In a staff editorial, The George Washington University newspaper the Hatchet reacted to two recent incidents of on-campus violence by calling for a "shared responsibility for safety." In the first incident, a stranger approached a graduate student in the bathroom of an academic building and hit him in the head with a hammer. In the second, a stranger approached several sleeping women in a Freshman dorm and sexually assaulted them.

"Both of these incidents exemplify ways that GW can improve security on its campus," the Hatchet editorial informed students. According to the camps paper, the bathroom hammering reveals how the university needs to "better expedite information in response to major security threats on campus." The sexual assault, meanwhile, "shows that students have a responsibility to keep themselves safe."

Perhaps it was not the best choice of words.

Both incidents, which occurred on Friday, Oct. 9, involved an assault upon students in a private on-campus facility. The male graduate student suffered a "non-life-threatening head injury" after he was "using a urinal when the suspect ... came out of one of the stalls, stood behind the student and hit him in the back of the head with a hammer." Earlier that day, several GW freshman awoke to a strange man sexually assaulting them in their private dorm rooms. The paper, disappointingly, softens the man’s actions as "sexual advances":

One female student who lives on the eighth floor reported that the man woke her up by trying to kiss her, and "attempted twice to place his hands down the front of her shorts," according to the police report. The female began screaming and the man ran across the hallway to another room, where he woke up another girl. She said he told her he had met her at Josephine, a popular nightclub.

"That’s when I knew I didn’t know him -- I’ve never been to Josephine," the second female student said in an interview. "Then he grabbed my head and tried to kiss me."

In the editorial following the incidents, the Hatchet board wrote that the sexual assaults constituted a "valuable reminder of the necessity for students to lock their doors at all times and to take responsibility for guests you bring into residence halls."

These general safety precautions -- lock your doors and don’t leave your guests unattended -- are good to know, but it doesn't take a G.W. Hatchet editorial for students to finally understand the arguments in favor of locking doors. Actually, a sexual assault on campus is not a "valuable" public service announcement, nor is it an appropriate opportunity to inform victims that they’re lacking in personal responsibility.

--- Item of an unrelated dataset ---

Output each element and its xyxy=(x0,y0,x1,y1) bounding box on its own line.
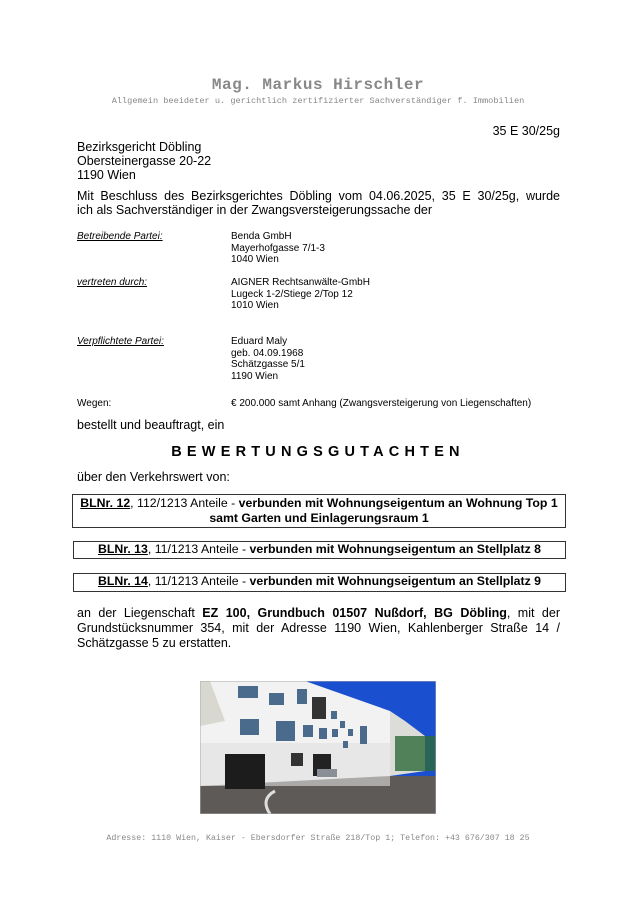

The Hatchet noted that the assault victims had "accidentally left the door unlocked" before they went to sleep. Compare that lapse in "responsibility" to the guy who illegally gained entrance to a private dorm, climbed to the 8th floor, and systematically sexually assaulted a hallway full of sleeping women. Oh, well. At least he taught those girls a valuable lesson!

Why doesn't the Hatchet see the a student getting hammered in the head as a "valuable reminder" that using a public urinal puts men in a vulnerable situation to a surprise attack? And why is the campus' latest head injury victim not reminded that he has a "responsibility to keep himself safe" from deranged criminals?

Maybe it's because that sort of teaching moment works to place the blame on the guy who's just taking a piss, instead of the unpredictably violent guy with the hammer. Take away the hammer, unlock the door, and turn the bathroom victim into a hallway full of sleeping women, and all of a sudden, nobody’s responsible for your sexual assault but you.

The GW Hatchet is writing to a pretty small campus community. The women who were sexually assaulted read that editorial. They know that their experience is being used by the campus press as a "valuable reminder" of campus irresponsibility. I hope they write back.